Debt statistics report also shows that Bangladesh is at low risk in
terms of vulnerable debt sustainability. Therefore, the country can
increase their expenditure, if needed, at significant level through
domestic borrowing and foreign loans to support affected sectors of
the economy.

The report also recommends that the government may improve tax
compliance with proper implementation of tax reform policies for
improving tax-GDP ratio in the near and medium term.

Chief Economist’s Unit of the central bank release the policy note,
titled ‘COVID-19 Crisis and Fiscal Space for Bangladesh Economy: A
Comparative Analysis with South Asian Countries’.

It also pointed out that Bangladesh maintained around 10 per cent of
tax to GDP ratio, which is lower than all other south Asian countries,
except India.

This report also finds that Bangladesh was the lowest spending
country among South Asian countries and the fiscal deficit as percent
of GDP for Bangladesh is below 5 percent in the last decade.

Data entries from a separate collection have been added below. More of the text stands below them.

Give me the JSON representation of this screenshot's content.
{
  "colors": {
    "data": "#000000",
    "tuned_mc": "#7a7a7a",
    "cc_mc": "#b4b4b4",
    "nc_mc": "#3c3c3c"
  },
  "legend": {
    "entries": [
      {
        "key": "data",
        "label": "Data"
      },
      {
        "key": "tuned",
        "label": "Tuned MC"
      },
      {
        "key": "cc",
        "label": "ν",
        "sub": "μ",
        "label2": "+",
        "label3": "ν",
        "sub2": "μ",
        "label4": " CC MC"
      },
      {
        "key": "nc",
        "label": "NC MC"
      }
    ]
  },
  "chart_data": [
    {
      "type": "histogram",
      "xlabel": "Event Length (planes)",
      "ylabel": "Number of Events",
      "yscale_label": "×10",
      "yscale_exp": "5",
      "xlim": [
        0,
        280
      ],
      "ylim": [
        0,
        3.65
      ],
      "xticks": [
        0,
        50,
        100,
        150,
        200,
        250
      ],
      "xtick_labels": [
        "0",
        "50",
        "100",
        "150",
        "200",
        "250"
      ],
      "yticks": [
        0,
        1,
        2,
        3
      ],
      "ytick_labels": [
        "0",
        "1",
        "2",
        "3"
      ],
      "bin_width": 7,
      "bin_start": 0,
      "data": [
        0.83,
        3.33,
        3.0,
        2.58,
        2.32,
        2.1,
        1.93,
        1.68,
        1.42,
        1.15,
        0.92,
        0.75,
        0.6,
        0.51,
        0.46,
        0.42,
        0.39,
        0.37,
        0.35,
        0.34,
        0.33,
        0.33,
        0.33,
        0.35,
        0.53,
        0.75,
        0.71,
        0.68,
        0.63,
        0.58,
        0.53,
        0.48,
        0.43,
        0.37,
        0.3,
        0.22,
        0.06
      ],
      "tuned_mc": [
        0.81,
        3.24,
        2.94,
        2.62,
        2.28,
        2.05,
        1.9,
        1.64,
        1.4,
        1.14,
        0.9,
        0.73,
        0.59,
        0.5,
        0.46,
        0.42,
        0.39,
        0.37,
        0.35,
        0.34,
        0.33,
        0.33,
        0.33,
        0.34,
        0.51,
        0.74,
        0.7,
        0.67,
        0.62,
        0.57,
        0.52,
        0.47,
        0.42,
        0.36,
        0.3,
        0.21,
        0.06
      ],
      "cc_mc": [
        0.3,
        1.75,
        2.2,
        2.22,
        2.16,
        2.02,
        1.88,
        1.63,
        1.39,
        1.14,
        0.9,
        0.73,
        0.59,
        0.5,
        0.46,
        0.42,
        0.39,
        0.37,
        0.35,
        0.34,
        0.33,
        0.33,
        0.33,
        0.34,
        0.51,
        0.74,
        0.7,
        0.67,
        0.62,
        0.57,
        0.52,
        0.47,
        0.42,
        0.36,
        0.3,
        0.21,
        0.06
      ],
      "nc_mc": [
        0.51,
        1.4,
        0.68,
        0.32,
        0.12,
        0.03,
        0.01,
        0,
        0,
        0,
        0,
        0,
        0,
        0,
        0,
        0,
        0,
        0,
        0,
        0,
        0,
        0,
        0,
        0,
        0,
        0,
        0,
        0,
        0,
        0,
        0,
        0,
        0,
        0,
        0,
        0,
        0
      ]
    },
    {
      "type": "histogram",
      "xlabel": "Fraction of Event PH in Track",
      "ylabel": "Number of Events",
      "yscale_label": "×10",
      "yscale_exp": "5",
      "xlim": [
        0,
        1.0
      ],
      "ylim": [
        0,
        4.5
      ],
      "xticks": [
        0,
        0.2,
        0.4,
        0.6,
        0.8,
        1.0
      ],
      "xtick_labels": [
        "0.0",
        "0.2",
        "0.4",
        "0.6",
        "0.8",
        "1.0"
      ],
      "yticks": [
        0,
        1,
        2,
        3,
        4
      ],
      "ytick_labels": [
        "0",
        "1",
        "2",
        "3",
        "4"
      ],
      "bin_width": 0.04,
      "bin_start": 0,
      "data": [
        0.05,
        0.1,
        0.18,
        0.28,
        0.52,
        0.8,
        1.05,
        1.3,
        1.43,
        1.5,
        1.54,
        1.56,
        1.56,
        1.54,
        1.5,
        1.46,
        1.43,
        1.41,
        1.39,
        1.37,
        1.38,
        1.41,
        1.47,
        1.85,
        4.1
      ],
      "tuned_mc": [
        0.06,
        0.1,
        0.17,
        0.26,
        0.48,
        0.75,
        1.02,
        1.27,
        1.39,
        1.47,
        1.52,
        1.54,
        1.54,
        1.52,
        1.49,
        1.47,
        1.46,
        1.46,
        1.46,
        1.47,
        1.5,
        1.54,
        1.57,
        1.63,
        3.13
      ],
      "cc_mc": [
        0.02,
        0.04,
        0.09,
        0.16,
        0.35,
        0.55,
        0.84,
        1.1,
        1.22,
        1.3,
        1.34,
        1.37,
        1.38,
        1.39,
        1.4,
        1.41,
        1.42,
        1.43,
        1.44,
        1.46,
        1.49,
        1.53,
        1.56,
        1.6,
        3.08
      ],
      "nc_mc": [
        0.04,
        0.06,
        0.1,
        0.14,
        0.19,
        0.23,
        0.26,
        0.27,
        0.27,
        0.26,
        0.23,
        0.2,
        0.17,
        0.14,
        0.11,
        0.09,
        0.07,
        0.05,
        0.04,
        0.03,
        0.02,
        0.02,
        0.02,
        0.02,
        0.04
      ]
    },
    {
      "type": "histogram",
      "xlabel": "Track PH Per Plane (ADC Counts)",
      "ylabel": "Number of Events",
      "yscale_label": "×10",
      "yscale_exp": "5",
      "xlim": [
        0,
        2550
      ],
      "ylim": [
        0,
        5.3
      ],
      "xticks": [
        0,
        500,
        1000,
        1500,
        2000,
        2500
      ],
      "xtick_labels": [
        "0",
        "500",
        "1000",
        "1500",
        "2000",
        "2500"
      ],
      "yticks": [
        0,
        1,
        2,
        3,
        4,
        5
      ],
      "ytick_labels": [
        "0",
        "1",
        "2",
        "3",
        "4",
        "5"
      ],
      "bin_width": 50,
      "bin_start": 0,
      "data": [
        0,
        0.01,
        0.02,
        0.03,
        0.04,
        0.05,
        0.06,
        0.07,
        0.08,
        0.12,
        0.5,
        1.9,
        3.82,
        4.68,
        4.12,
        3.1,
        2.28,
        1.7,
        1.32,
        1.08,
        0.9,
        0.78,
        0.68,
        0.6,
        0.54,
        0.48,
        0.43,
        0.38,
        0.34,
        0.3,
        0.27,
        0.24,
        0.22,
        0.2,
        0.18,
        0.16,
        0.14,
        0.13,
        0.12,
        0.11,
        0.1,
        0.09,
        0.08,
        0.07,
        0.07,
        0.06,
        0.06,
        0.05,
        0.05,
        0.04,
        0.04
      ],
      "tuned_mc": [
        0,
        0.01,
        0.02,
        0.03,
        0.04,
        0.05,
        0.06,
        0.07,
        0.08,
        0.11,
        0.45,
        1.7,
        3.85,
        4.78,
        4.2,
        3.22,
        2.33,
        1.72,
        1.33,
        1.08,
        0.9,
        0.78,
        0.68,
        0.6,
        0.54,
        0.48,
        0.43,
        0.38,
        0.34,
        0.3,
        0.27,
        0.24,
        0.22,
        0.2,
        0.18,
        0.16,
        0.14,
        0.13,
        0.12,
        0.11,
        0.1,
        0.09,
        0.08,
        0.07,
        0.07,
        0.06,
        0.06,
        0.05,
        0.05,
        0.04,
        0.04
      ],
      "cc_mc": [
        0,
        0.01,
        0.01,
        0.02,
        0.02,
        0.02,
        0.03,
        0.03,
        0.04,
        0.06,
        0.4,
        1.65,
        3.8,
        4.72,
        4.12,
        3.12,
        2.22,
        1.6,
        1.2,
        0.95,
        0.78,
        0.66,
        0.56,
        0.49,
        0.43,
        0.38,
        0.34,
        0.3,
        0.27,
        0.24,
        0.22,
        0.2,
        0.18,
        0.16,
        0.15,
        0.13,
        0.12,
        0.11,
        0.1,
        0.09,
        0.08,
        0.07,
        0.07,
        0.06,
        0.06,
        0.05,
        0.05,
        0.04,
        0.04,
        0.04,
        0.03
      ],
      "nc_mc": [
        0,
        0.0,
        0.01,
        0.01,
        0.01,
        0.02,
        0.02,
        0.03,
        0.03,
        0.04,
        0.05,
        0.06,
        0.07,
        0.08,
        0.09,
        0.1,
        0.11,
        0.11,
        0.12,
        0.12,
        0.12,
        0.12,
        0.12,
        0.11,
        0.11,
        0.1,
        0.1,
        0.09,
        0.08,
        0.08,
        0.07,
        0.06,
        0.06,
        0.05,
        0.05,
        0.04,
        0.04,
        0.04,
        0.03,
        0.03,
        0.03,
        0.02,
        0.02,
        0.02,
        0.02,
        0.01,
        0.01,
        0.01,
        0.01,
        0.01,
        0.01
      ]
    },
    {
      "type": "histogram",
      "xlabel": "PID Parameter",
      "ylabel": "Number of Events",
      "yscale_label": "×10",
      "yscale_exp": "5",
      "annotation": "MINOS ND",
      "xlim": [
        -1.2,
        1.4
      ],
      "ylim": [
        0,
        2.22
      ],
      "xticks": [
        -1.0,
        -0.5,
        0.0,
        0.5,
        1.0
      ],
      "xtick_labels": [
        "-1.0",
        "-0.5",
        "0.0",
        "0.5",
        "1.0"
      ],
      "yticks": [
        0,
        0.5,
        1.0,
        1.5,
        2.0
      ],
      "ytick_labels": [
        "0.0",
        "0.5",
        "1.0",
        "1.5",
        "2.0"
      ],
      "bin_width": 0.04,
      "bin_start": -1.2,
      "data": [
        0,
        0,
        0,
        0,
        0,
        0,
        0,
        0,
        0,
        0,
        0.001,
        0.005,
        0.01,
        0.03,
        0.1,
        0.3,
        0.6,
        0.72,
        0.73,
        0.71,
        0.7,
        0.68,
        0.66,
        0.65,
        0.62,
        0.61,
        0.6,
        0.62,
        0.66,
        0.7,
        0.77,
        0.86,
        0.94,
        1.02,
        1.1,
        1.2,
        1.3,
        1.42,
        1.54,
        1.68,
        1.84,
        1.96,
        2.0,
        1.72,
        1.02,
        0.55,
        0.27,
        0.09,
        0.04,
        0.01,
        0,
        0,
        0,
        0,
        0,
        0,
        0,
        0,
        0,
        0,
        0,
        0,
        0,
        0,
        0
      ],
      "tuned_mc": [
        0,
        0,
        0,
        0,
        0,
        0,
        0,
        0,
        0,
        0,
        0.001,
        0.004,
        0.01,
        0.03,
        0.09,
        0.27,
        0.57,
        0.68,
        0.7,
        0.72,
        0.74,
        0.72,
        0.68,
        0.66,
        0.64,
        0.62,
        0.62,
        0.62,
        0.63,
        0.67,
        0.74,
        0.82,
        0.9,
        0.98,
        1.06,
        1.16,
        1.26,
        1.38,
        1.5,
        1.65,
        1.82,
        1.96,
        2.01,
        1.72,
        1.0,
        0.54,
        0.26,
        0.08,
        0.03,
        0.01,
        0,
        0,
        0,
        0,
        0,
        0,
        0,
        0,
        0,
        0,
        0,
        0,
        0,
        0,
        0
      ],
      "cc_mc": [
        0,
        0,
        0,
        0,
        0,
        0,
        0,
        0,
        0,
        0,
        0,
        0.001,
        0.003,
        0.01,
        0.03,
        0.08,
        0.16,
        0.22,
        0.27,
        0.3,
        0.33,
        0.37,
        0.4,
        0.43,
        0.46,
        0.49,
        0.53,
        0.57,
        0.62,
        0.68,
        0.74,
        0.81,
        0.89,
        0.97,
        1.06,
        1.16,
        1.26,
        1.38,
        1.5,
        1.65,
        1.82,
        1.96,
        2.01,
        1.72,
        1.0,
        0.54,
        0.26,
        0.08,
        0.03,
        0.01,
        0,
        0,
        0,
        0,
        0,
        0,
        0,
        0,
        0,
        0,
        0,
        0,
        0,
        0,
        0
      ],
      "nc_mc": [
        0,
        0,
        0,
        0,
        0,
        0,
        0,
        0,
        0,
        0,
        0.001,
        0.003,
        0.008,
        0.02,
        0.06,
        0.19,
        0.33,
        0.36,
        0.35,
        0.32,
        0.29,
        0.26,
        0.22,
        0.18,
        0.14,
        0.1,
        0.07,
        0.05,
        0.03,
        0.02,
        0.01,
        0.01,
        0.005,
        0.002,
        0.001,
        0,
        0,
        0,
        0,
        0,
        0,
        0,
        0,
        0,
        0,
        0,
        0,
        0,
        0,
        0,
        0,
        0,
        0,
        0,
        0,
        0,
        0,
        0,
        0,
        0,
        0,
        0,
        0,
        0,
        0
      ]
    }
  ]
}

As per the policy note, COVID-19 pandemic continued to spread and
impacted Bangladesh economy since March 2020, reflecting in a sharp
decline in growth rate of real gross domestic product (GDP) to 5.24
percent in FY20 as compared to a record high of 8.15 percent growth in
FY19.

Likewise, other South Asian countries are not exception as being
affected by COVID-19, slowing down their economic growth as well. In
response to combat against the possible economic disruptions because
of the pandemic, South Asian countries including Bangladesh have been
taking extensive fiscal measures depending on their own capacities.